Я была в студенческом общежитии, в каморке, больше похожей на картонную коробку. Ребекка приехала со мной из дома – она тоже поступила в Бристоль. Мы обе чувствовали себя неуверенно в новом месте и договорились, что будем поддерживать связь, если даже наши корпуса окажутся далеко друг от друга. Странное дело, но мы всегда оказывались рядом. С самого детства мы были вместе, и ее семья была для меня вторым домом.
Я глядела на затхлые коричневые шторы, пустой гардероб, линялые стены. Глядела на свой багаж, ожидавший, когда его распакуют.
Мама принялась вешать в гардероб мою одежду. Мне хотелось, чтобы она уехала. Я ненавидела расставания. Я попросила ее не делать этого, сказала, что я сама смогу это сделать. Я попросила маму с папой уезжать, мы обнялись, и я увидела, что мама заплакала, когда повернулась ко мне спиной.
Они ушли. Я тут же достала фотографии в рамках и стала их развешивать. У меня были Элен, мама, папа, Том и Эндрю, фотки Софи, Себа и моя, сделанная после наших выпускных экзаменов.

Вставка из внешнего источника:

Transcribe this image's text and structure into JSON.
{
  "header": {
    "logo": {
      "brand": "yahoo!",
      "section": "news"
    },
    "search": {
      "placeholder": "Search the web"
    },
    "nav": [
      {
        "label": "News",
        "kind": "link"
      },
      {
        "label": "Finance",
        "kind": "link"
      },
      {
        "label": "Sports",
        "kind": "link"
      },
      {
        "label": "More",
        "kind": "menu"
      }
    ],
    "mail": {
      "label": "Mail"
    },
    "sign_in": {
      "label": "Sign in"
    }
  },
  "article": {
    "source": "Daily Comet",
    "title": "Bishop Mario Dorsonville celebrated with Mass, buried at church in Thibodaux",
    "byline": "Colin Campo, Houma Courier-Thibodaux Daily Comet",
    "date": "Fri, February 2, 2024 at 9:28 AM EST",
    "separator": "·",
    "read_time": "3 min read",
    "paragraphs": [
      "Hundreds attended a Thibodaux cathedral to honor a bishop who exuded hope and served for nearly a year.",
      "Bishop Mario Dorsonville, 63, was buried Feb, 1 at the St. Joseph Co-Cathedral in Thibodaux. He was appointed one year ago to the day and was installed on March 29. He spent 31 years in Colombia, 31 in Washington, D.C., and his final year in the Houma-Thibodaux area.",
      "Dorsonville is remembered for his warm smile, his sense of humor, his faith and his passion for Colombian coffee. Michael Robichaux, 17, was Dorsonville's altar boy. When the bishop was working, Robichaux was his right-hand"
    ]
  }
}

Мы виделись с Себом накануне моего отъезда в Бристоль и решили, что все, точка. Конечно, грустно было говорить прощай, я осталась без бойфренда. Вопрос, было бы у нас с ним все по-другому, если бы не мой артрит? Но мы никогда не говорили об этом. Наши отношения безнадежно изменились, когда он уехал во второй раз.
Я держала в руках фотографию моих обнимающихся родителей, сделанную в день 25-летия их свадьбы. Папины щеки порозовели от выпитого, глаза смеялись. Счастливое было время. Я была еще здорова… Мне стало трудно дышать из-за комка в горле.
Возле общежития были шум и толчея. Я пока еще не решалась выйти из комнаты. Как сложится моя жизнь в Бристоле, если я не умею разговаривать с людьми? Как я буду общаться со своими ровесниками?
Неожиданно ко мне в комнату ворвалась Софи и раздвинула шторы.
– Эл, ты еще ничего не распаковала? Гляди, какой у нас прекрасный вид. Ты как сама-то? Ничего?
– Да, нормально.
– Ну, гляди. Я специально приехала помочь тебе, если ты плохо себя чувствуешь, – заверила она. Летом Софи написала письмо и спросила, может ли она быть рядом со мной и помогать. – Маркус тоже тут. – Маркус наш друг. Софи встречалась с его братом-близнецом.
– Я знаю. Слушай, может, это глупо, но я не хочу, чтобы кто-то знал про мой артрит. Я скажу об этом, когда буду готова. Ты можешь себе представить, чтобы я начинала знакомство со слов: «Эй, у меня ревматоидный артрит». Никому это не интересно. – Я помолчала. – Я просто не хочу, чтобы все знали.
– Я никому не скажу, раз ты не хочешь, хотя думаю, что тебе не надо ничего скрывать.
Я с мольбой посмотрела на нее.
– Но ведь ты не скажешь, правда?
– Ладно, пошли в бар. Нам с тобой надо выпить.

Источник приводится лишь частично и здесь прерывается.